The B.C. minister charged with cutting costs says he’s declaring war on excessive or overly generous bonus-based management pay in the public sector, and will try to scrap any rewards he deems inappropriate.
Premier Christy Clark ordered the core review in June to look for ways to save money and find efficiencies in government.
Bill Bennett, talking on Wednesday about the terms of reference, said voters expect him to look at public-sector executives and management during the process, which is supposed to wrap up by Dec. 31, 2014.
“One of the things that I am going to be looking for are examples of excessive or unfair bonus-based pay. I hope I don’t find anything but if we do, we’re going to get rid of it,” Mr. Bennett, who is also Energy Minister, told reporters in Vancouver.
Mr. Bennett also left open the possibility of bringing contracted-out services back into government or outsourcing more government services.
“I’ve decided I don’t want to put any sort of ideological or political lens on this exercise so if there were some service to the public that was being provided [privately] that could be provided more efficiently to the taxpayer by bringing it back inside government, we definitely would consider that, but we’ll also consider the reverse.”
David Vipond, negotiations director for the B.C. Government and Service Employees’ Union, said his organization is as interested in efficiency as the government, and would make the case for bringing services back into government.
Mr. Bennett was responding to a question from Mr. Vipond, standing among reporters, about the issue when he talked about services.
Mr. Bennett is under orders to trim $50-million per fiscal year out of about $44-billion in government spending, but argued the mission is more about incubating new ideas for efficient government than hacking away dollars.
For one thing, he said the Liberals did a more sweeping core review after coming to office in 2001 that has left little to cut.

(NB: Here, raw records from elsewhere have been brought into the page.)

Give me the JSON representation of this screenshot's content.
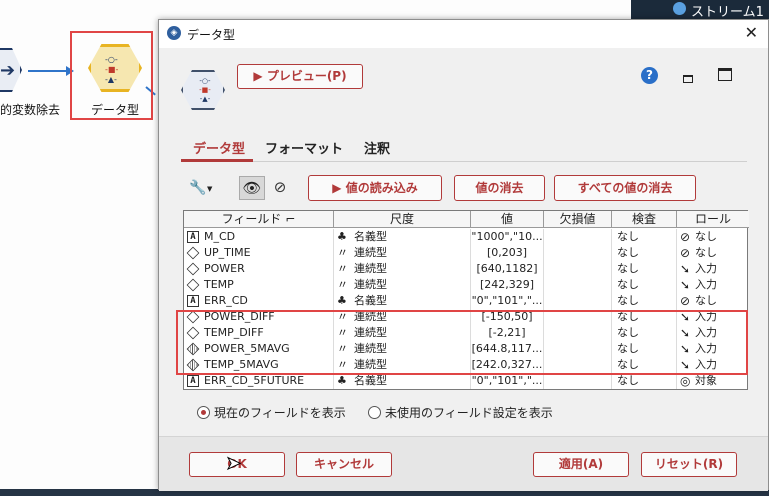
{
  "background": {
    "node_prev_label": "的変数除去",
    "node_type_label": "データ型",
    "stream_label": "ストリーム1"
  },
  "dialog": {
    "title": "データ型",
    "close_glyph": "✕",
    "preview_button": "▶ プレビュー(P)",
    "help_glyph": "?",
    "tabs": [
      "データ型",
      "フォーマット",
      "注釈"
    ],
    "toolbar": {
      "read_values_button": "▶ 値の読み込み",
      "clear_values_button": "値の消去",
      "clear_all_values_button": "すべての値の消去"
    },
    "table": {
      "headers": [
        "フィールド ⌐",
        "尺度",
        "値",
        "欠損値",
        "検査",
        "ロール"
      ],
      "rows": [
        {
          "type_icon": "A",
          "field": "M_CD",
          "measure_icon": "nominal-icon",
          "measure": "名義型",
          "value": "\"1000\",\"10...",
          "missing": "",
          "check": "なし",
          "role_icon": "none-icon",
          "role": "なし"
        },
        {
          "type_icon": "diamond",
          "field": "UP_TIME",
          "measure_icon": "continuous-icon",
          "measure": "連続型",
          "value": "[0,203]",
          "missing": "",
          "check": "なし",
          "role_icon": "none-icon",
          "role": "なし"
        },
        {
          "type_icon": "diamond",
          "field": "POWER",
          "measure_icon": "continuous-icon",
          "measure": "連続型",
          "value": "[640,1182]",
          "missing": "",
          "check": "なし",
          "role_icon": "input-icon",
          "role": "入力"
        },
        {
          "type_icon": "diamond",
          "field": "TEMP",
          "measure_icon": "continuous-icon",
          "measure": "連続型",
          "value": "[242,329]",
          "missing": "",
          "check": "なし",
          "role_icon": "input-icon",
          "role": "入力"
        },
        {
          "type_icon": "A",
          "field": "ERR_CD",
          "measure_icon": "nominal-icon",
          "measure": "名義型",
          "value": "\"0\",\"101\",\"...",
          "missing": "",
          "check": "なし",
          "role_icon": "none-icon",
          "role": "なし"
        },
        {
          "type_icon": "diamond",
          "field": "POWER_DIFF",
          "measure_icon": "continuous-icon",
          "measure": "連続型",
          "value": "[-150,50]",
          "missing": "",
          "check": "なし",
          "role_icon": "input-icon",
          "role": "入力"
        },
        {
          "type_icon": "diamond",
          "field": "TEMP_DIFF",
          "measure_icon": "continuous-icon",
          "measure": "連続型",
          "value": "[-2,21]",
          "missing": "",
          "check": "なし",
          "role_icon": "input-icon",
          "role": "入力"
        },
        {
          "type_icon": "derived-diamond",
          "field": "POWER_5MAVG",
          "measure_icon": "continuous-icon",
          "measure": "連続型",
          "value": "[644.8,117...",
          "missing": "",
          "check": "なし",
          "role_icon": "input-icon",
          "role": "入力"
        },
        {
          "type_icon": "derived-diamond",
          "field": "TEMP_5MAVG",
          "measure_icon": "continuous-icon",
          "measure": "連続型",
          "value": "[242.0,327...",
          "missing": "",
          "check": "なし",
          "role_icon": "input-icon",
          "role": "入力"
        },
        {
          "type_icon": "A",
          "field": "ERR_CD_5FUTURE",
          "measure_icon": "nominal-icon",
          "measure": "名義型",
          "value": "\"0\",\"101\",\"...",
          "missing": "",
          "check": "なし",
          "role_icon": "target-icon",
          "role": "対象"
        }
      ]
    },
    "radios": {
      "current_fields": "現在のフィールドを表示",
      "unused_fields": "未使用のフィールド設定を表示",
      "selected": "current_fields"
    },
    "footer": {
      "ok_button": "OK",
      "cancel_button": "キャンセル",
      "apply_button": "適用(A)",
      "reset_button": "リセット(R)"
    }
  },
  "colors": {
    "accent": "#b13a3a",
    "highlight": "#e04545",
    "flow_line": "#2f74c9"
  }
}
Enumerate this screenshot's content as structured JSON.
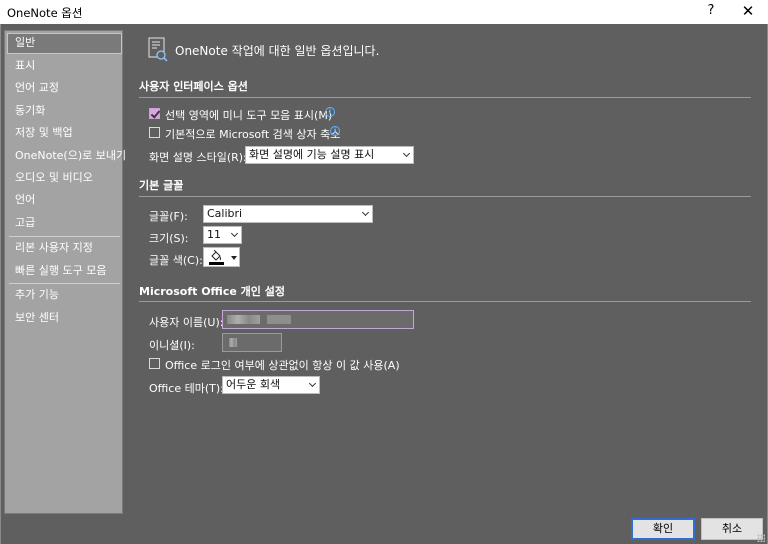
{
  "window": {
    "title": "OneNote 옵션",
    "help_glyph": "?",
    "close_glyph": "✕"
  },
  "sidebar": {
    "items": [
      {
        "label": "일반"
      },
      {
        "label": "표시"
      },
      {
        "label": "언어 교정"
      },
      {
        "label": "동기화"
      },
      {
        "label": "저장 및 백업"
      },
      {
        "label": "OneNote(으)로 보내기"
      },
      {
        "label": "오디오 및 비디오"
      },
      {
        "label": "언어"
      },
      {
        "label": "고급"
      },
      {
        "label": "리본 사용자 지정"
      },
      {
        "label": "빠른 실행 도구 모음"
      },
      {
        "label": "추가 기능"
      },
      {
        "label": "보안 센터"
      }
    ],
    "selected_index": 0
  },
  "header": {
    "text": "OneNote 작업에 대한 일반 옵션입니다.",
    "icon": "options-page-icon"
  },
  "ui_options": {
    "section_title": "사용자 인터페이스 옵션",
    "mini_toolbar_label": "선택 영역에 미니 도구 모음 표시(M)",
    "mini_toolbar_checked": true,
    "collapse_search_label": "기본적으로 Microsoft 검색 상자 축소",
    "collapse_search_checked": false,
    "screentip_label": "화면 설명 스타일(R):",
    "screentip_value": "화면 설명에 기능 설명 표시",
    "info_glyph": "i"
  },
  "default_font": {
    "section_title": "기본 글꼴",
    "font_label": "글꼴(F):",
    "font_value": "Calibri",
    "size_label": "크기(S):",
    "size_value": "11",
    "color_label": "글꼴 색(C):",
    "color_value": "#000000"
  },
  "personalize": {
    "section_title": "Microsoft Office 개인 설정",
    "username_label": "사용자 이름(U):",
    "initials_label": "이니셜(I):",
    "always_use_label": "Office 로그인 여부에 상관없이 항상 이 값 사용(A)",
    "always_use_checked": false,
    "theme_label": "Office 테마(T):",
    "theme_value": "어두운 회색"
  },
  "footer": {
    "ok_label": "확인",
    "cancel_label": "취소"
  },
  "colors": {
    "background": "#5f5f5f",
    "sidebar": "#a3a3a3",
    "accent": "#d9a7e0",
    "info": "#5fb2ff",
    "primary_border": "#2f6fd0"
  }
}
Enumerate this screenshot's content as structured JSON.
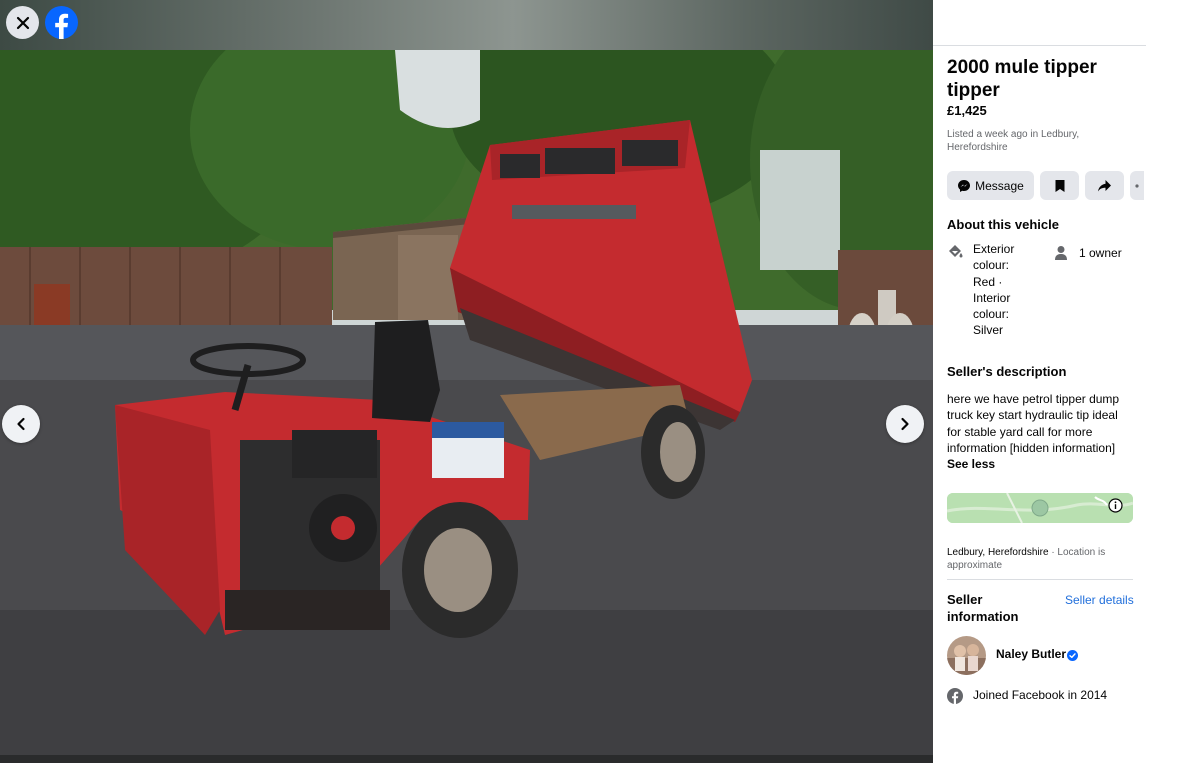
{
  "viewer": {
    "image_alt": "Red mule tipper on gravel",
    "close_label": "Close",
    "logo_label": "Facebook"
  },
  "listing": {
    "title": "2000 mule tipper tipper",
    "price": "£1,425",
    "listed": "Listed a week ago in Ledbury, Herefordshire"
  },
  "actions": {
    "message_label": "Message"
  },
  "about": {
    "heading": "About this vehicle",
    "colour_text": "Exterior colour: Red · Interior colour: Silver",
    "owners": "1 owner"
  },
  "description": {
    "heading": "Seller's description",
    "text": "here we have petrol tipper dump truck  key start hydraulic tip ideal for stable yard  call for more information [hidden information]",
    "toggle": "See less"
  },
  "location": {
    "place": "Ledbury, Herefordshire",
    "note": " · Location is approximate"
  },
  "seller": {
    "heading": "Seller information",
    "details_link": "Seller details",
    "name": "Naley Butler",
    "joined": "Joined Facebook in 2014"
  },
  "colors": {
    "accent": "#216fdb",
    "fb_blue": "#0866ff",
    "button_bg": "#e4e6eb"
  }
}
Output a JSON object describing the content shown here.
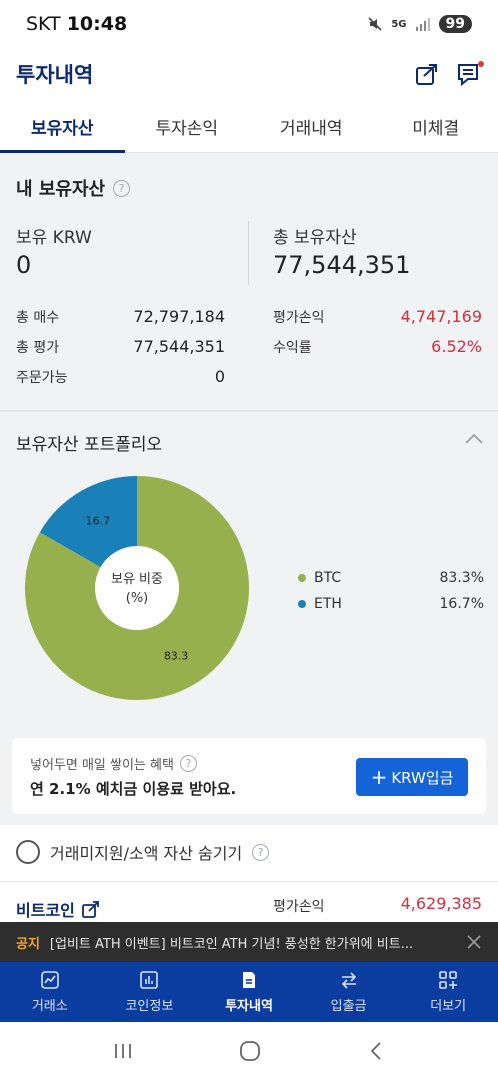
{
  "status_bar": {
    "carrier": "SKT",
    "time": "10:48",
    "network": "5G",
    "battery": "99"
  },
  "header": {
    "title": "투자내역"
  },
  "tabs": [
    {
      "label": "보유자산",
      "active": true
    },
    {
      "label": "투자손익",
      "active": false
    },
    {
      "label": "거래내역",
      "active": false
    },
    {
      "label": "미체결",
      "active": false
    }
  ],
  "summary": {
    "title": "내 보유자산",
    "krw_label": "보유 KRW",
    "krw_value": "0",
    "total_label": "총 보유자산",
    "total_value": "77,544,351",
    "rows_left": [
      {
        "label": "총 매수",
        "value": "72,797,184"
      },
      {
        "label": "총 평가",
        "value": "77,544,351"
      },
      {
        "label": "주문가능",
        "value": "0"
      }
    ],
    "rows_right": [
      {
        "label": "평가손익",
        "value": "4,747,169"
      },
      {
        "label": "수익률",
        "value": "6.52%"
      }
    ]
  },
  "portfolio": {
    "title": "보유자산 포트폴리오",
    "center_line1": "보유 비중",
    "center_line2": "(%)",
    "slice_labels": [
      "83.3",
      "16.7"
    ],
    "legend": [
      {
        "name": "BTC",
        "pct": "83.3%",
        "color": "#97b04e"
      },
      {
        "name": "ETH",
        "pct": "16.7%",
        "color": "#1a80b8"
      }
    ]
  },
  "chart_data": {
    "type": "pie",
    "categories": [
      "BTC",
      "ETH"
    ],
    "values": [
      83.3,
      16.7
    ],
    "colors": [
      "#97b04e",
      "#1a80b8"
    ],
    "title": "보유 비중 (%)"
  },
  "promo": {
    "subtitle": "넣어두면 매일 쌓이는 혜택",
    "main": "연 2.1% 예치금 이용료 받아요.",
    "button_label": "KRW입금"
  },
  "hide_toggle": {
    "label": "거래미지원/소액 자산 숨기기"
  },
  "coin_row": {
    "name": "비트코인",
    "label": "평가손익",
    "value": "4,629,385"
  },
  "notice": {
    "tag": "공지",
    "text": "[업비트 ATH 이벤트] 비트코인 ATH 기념! 풍성한 한가위에 비트..."
  },
  "bottom_nav": [
    {
      "label": "거래소",
      "icon": "exchange-chart-icon",
      "active": false
    },
    {
      "label": "코인정보",
      "icon": "bar-chart-icon",
      "active": false
    },
    {
      "label": "투자내역",
      "icon": "document-icon",
      "active": true
    },
    {
      "label": "입출금",
      "icon": "transfer-arrows-icon",
      "active": false
    },
    {
      "label": "더보기",
      "icon": "grid-plus-icon",
      "active": false
    }
  ],
  "colors": {
    "brand": "#0d2b6b",
    "nav_bg": "#0b3da1",
    "positive": "#d32f3c",
    "button": "#1464d8"
  }
}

“We’ve been 12 years already reviewing Crown corporations, reviewing ministry expenditures and ministry programs. I know, as a minister, I’ve had seven different portfolios and in probably every single one, I’ve been told I need to find 10 per cent or 20 per cent or 30 per cent,” he said.
“We’ve gone through that process for several years. I am not expecting to find a lot of dollars to cut.”
He added: “I think it’s actually wiser for us to focus on doing things better and smarter than it is to try and find low-hanging fruit and fat.”
Specifically, Mr. Bennett’s orders include assessing government responsibilities and eliminating programs that could be provided effectively at less cost through alternative service delivery as well as ensuring public-sector management wage levels are appropriate.
There are some boundaries around services for vulnerable British Columbians. “The Core Review process will not make recommendations on those services provided to the most vulnerable of citizens except to the extent that they are not achieving intended results,” said a ministry statement.
Shane Simpson, the B.C. NDP critic for core review, said such commitments did not protect residents of the province back in 2001 and the government should list vulnerable groups now to make the promise more relevant.
He also said the government needs to be clearer about how citizens and community groups can participate in the process.
Over all, Mr. Simpson said the terms laid out Wednesday are too vague and that the detailed program due by the end of August would be more relevant to discussion.
By the end of the summer, a cabinet working group is supposed to approve a plan for consulting those affected by the cuts.